ドウモト サトル
  道本 智
   所属   医学部 医学科(東京女子医科大学病院)
   職種   講師
言語種別 日本語
発表タイトル 右鎖骨下動脈起始異常を伴う感染性弓部大動脈瘤に対し,開窓型ステントグラフトを用いて頸部4分枝を温存し TEVAR を施行し得た 1 例
会議名 第47回日本血管外科学会学術総会
主催者 日本血管外科学会
学会区分 全国規模の学会
発表形式 ポスター掲示
講演区分 一般
発表者・共同発表者◎中前亨介, 磯村彰吾, 東隆, 横井良彦, 道本智, 新浪博士
発表年月日 2019/05/24
開催地
(都市, 国名)
愛知県名古屋市
概要 [背景]右鎖骨下動脈起始異常は先天性の弓部分枝の発生異常であり,これを伴う弓部大動脈瘤や大動脈解離に対する報告は散見されるのみであり,手術方針や予後に関して一定の見解はない.従来の治療法は,正中創からの開胸手術のみでは,その解剖学的特徴から外科的アプローチが難しく,debranching TEVAR やコイル塞栓術を組み合わせたものがしばしば行われており,ステントグラフト内挿術のみで頸部4分枝を温存し得た報告は未だない.今回我々は,右鎖骨下動脈起始異常を伴う感染性弓部大動脈瘤に対して,開窓型ステントグラフトを用いて頸部4分枝を温存し TEVAR を施行し得た 1 例を経験したので報告する.
[症例]69 歳男性,心房細動,慢性腎不全,脳梗塞後で右不全麻痺の既往をもつ.高度炎症反応と CT で大動脈弓部に辺縁粗造な最大短径 70mm の嚢状瘤を認め,右鎖骨下動脈は遠位弓部大動脈の背面より起始し,食道背側を回り右腋窩動脈へつながっており,右鎖骨下動脈起始異常を伴う感染性弓部大動脈瘤の診断で当院紹介となった.血液培養から G 群β-Streptococcus が検出され,血液培養陰性化と炎症反応低下を確認後,Frality が高く開心術がハイリスクであったため,開窓型ステントグラフト(Najuta)による TEVAR を施行する方針となった.手術は全身麻酔下に,右大腿動脈,両上腕動脈および左総頸動脈アプローチで行った.術前 CT に基づき Najuta をオーダーメイドで 4 カ所開窓した.まず Najuta の reinforcement のために TX2(38 mm)を遠位弓部大動脈~下行大動脈へ留置した後,開窓した Najuta をTug of wire 法を用いて留置した.続いて,左総頸動脈・左鎖骨下動脈,右鎖骨下動脈にそれぞれ 11 mm ×5 cm,13 mm ×10 cm,13 mm ×10 cmの Viabahn を留置し,PTA バルーンを用いて圧着し,手術を終了した.術後の造影 CT で,Najuta と TX2 の接合部より type3 エンドリークを認めたため,術後19 日目に同部位へ TX2(42 mm)で追加 TEVAR を行った.同時に,Type2 エンドリークの予防目的に,右総頸動脈に 8 mm ×5 cm の Viabahn を留置した.初回手術後 67 日目に施行した造影 CT でエンドリークを認めず,炎症反応の再燃も認めなかった.

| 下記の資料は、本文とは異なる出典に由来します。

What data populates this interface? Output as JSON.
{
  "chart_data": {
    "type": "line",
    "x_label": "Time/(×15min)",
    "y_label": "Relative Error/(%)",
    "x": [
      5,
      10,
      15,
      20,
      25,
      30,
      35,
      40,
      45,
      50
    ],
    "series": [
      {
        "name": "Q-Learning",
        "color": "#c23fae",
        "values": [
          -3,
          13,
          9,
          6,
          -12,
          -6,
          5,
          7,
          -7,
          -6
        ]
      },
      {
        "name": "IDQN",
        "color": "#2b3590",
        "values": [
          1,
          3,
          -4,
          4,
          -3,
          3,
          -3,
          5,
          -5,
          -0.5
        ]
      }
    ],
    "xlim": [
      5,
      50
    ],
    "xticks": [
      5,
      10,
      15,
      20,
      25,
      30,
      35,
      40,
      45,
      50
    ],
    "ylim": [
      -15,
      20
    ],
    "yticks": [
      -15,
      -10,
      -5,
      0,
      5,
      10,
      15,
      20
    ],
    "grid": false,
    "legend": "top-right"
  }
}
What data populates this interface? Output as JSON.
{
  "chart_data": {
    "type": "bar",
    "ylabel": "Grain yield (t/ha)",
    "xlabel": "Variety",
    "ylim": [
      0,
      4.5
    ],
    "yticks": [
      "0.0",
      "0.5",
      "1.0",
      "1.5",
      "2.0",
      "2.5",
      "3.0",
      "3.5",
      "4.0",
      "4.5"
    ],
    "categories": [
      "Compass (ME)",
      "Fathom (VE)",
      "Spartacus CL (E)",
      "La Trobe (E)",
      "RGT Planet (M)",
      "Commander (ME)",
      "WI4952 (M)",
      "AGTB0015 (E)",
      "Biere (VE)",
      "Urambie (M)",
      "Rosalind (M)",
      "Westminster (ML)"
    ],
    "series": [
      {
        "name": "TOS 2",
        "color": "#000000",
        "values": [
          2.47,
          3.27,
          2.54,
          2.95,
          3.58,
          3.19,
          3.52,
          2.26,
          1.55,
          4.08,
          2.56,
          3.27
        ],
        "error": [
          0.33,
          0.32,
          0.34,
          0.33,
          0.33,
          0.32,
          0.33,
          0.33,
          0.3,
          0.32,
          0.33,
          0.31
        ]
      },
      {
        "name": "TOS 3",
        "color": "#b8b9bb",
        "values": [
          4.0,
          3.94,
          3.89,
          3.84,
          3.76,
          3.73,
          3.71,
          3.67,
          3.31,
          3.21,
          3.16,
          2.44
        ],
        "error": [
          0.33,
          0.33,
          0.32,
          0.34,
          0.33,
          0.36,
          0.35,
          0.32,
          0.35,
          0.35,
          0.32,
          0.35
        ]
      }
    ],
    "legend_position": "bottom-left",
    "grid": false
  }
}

[結語]右鎖骨下動脈起始異常を伴う感染性胸部大動脈瘤に対し,開窓型ステントグラフトを用いて頸部4分枝を温存し TEVAR を施行し得た1例を経験した.頸部分枝に対する開窓をオーダーメイドで行い,エンドリークの予防目的に各分枝にViabahn を留置することで,鎖骨下動脈起始異常を伴う症例においても,頸部 4 分枝を温存した TEVAR は施行可能だった.